Government officials in Yemen are struggling to persuade former president Ali Abdullah Saleh to leave the country until after Yemen’s political transition is completed, Arab dailies report in their leads.
The Saudi-owned A-Sharq Al-Awsat reports that “Saleh will not risk going to Italy, where he already received a visa, due to the ease of prosecution there and his fear of assassination by the mafia.”
The embattled former Yemeni president, who stepped down in February after 32 years in office and who survived a devastating assassination attempt by an RPG in June 2011, has stubbornly insisted on remaining chairman of his General People’s Congress party. In response, the main Yemeni opposition parties have vowed not to participate in any sort of national political dialogue until he reverses his decision, threatening to plunge Yemen into an intractable civil war.
A source close to Saleh told the paper that he has received offers of sponsorship by various states in the Persian Gulf and is merely biding his time until all of his conditions for exile are met.
One Yemeni group that will be very sad to see Saleh leave Yemen’s political process is the country’s Jewish community. In an article called “Yemeni Jews not included in the [Arab] ‘spring,'” the London-based daily Al-Hayat reports that the Jewish community of Sanaa, which numbers about 50 people, appreciated the years of protection Saleh’s government provided them in the face of Islamic extremists and are extremely worried about what will follow his departure.
“We love him,” Yahya Moussa, the leader of Sanaa’s Jews, said as he expressed gratitude for the aid Saleh provided the community when Shiite militias attempted to rob Jews of their money and destroy their property. When asked if he and the rest of the community intended to move to Israel due to the uncertainty of their situation, Moussa scoffed.
“We are opposed to the Zionist state of Israel and their traditions,” he said. “There your son and your wife and your daughter are not yours. I refuse to live in a secular Zionist state as long as women have freedom and independence and the girl’s father is not consulted if the girl decides to marry.”
Morsi scrambles to defuse Egypt-UAE diplomatic crisis
Already facing a number of seemingly insurmountable political battles at home, Egyptian President Mohammed Morsi is scrambling to divert a major break in relations with the United Arab Emirates after the oil-rich nation arrested 11 Egyptian citizens with ties to the Muslim Brotherhood for plotting to overthrow its government, Arab newspapers report.

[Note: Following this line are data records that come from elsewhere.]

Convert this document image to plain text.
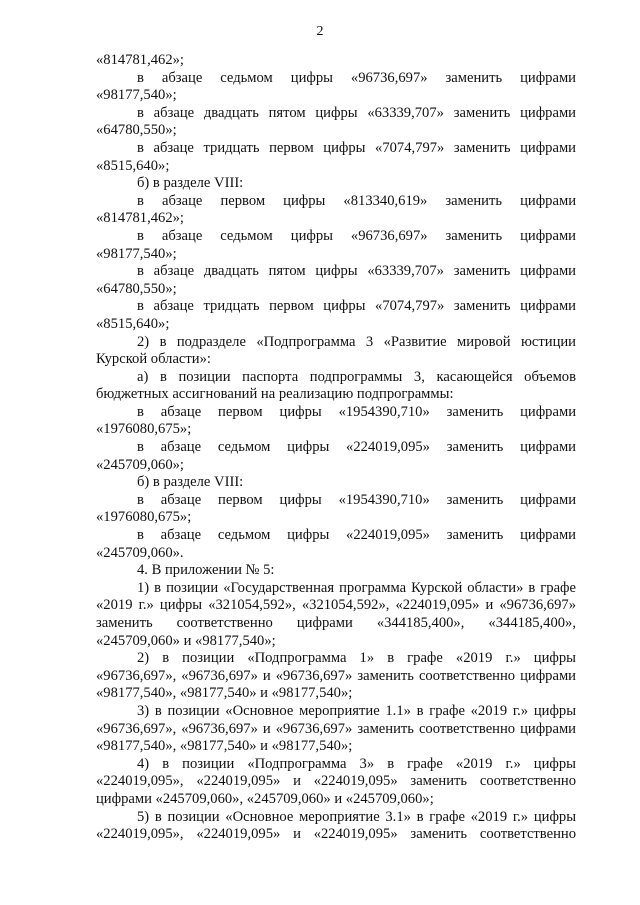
2
«814781,462»;
в абзаце седьмом цифры «96736,697» заменить цифрами
«98177,540»;
в абзаце двадцать пятом цифры «63339,707» заменить цифрами
«64780,550»;
в абзаце тридцать первом цифры «7074,797» заменить цифрами
«8515,640»;
б) в разделе VIII:
в абзаце первом цифры «813340,619» заменить цифрами
«814781,462»;
в абзаце седьмом цифры «96736,697» заменить цифрами
«98177,540»;
в абзаце двадцать пятом цифры «63339,707» заменить цифрами
«64780,550»;
в абзаце тридцать первом цифры «7074,797» заменить цифрами
«8515,640»;
2) в подразделе «Подпрограмма 3 «Развитие мировой юстиции
Курской области»:
а) в позиции паспорта подпрограммы 3, касающейся объемов
бюджетных ассигнований на реализацию подпрограммы:
в абзаце первом цифры «1954390,710» заменить цифрами
«1976080,675»;
в абзаце седьмом цифры «224019,095» заменить цифрами
«245709,060»;
б) в разделе VIII:
в абзаце первом цифры «1954390,710» заменить цифрами
«1976080,675»;
в абзаце седьмом цифры «224019,095» заменить цифрами
«245709,060».
4. В приложении № 5:
1) в позиции «Государственная программа Курской области» в графе
«2019 г.» цифры «321054,592», «321054,592», «224019,095» и «96736,697»
заменить соответственно цифрами «344185,400», «344185,400»,
«245709,060» и «98177,540»;
2) в позиции «Подпрограмма 1» в графе «2019 г.» цифры
«96736,697», «96736,697» и «96736,697» заменить соответственно цифрами
«98177,540», «98177,540» и «98177,540»;
3) в позиции «Основное мероприятие 1.1» в графе «2019 г.» цифры
«96736,697», «96736,697» и «96736,697» заменить соответственно цифрами
«98177,540», «98177,540» и «98177,540»;
4) в позиции «Подпрограмма 3» в графе «2019 г.» цифры
«224019,095», «224019,095» и «224019,095» заменить соответственно
цифрами «245709,060», «245709,060» и «245709,060»;
5) в позиции «Основное мероприятие 3.1» в графе «2019 г.» цифры
«224019,095», «224019,095» и «224019,095» заменить соответственно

According to the Cairo-based Al-Masry Al-Youm, Morsi has sent Essam Al-Haddad, a top foreign affairs adviser, and Brigadier General Mohamed Raafat Shehata, the head of Egyptian intelligence, to Abu Dhabi for emergency meetings with UAE Deputy Prime Minister Sheikh Mohammed bin Rashid and Foreign Affairs Minister Sheikh Abdullah bin Zayed to reiterate the official Egyptian government’s position that it is not interested in any political changes outside of Egypt itself.
The paper quotes a report by WAM, an Emirati news agency, that the 11 arrested Egyptians were “heavily involved in the organization and collection of information about the secrets of UAE defense.” The report continues that the Egyptian prisoners came “from the leadership of the Egyptian Muslim Brotherhood” and were “holding secret meetings in various parts of the country and recruiting members of the Egyptian community in the UAE to join the ranks of the organization.”
However, the detainees have not been formally charged with any crime as of yet and Morsi is coming under a great deal of public pressure in Egypt to secure their release due to lack of evidence.
In a press release written by Abdel Moneim Abdel-Maksoud, the lawyer affiliated with the Muslim Brotherhood representing the Egyptian detainees in the UAE, and quoted by the London-based Al-Quds Al-Arabi, the prisoners “appeal to President Morsi… to stand by them in their request for an unconditional release…. This is not about issues with the Muslim Brotherhood. This is about how Egyptian people have had their rights violated. Everyone must now come together to help them get home as long as they have not been formally charged and have not subjected to any official investigation.”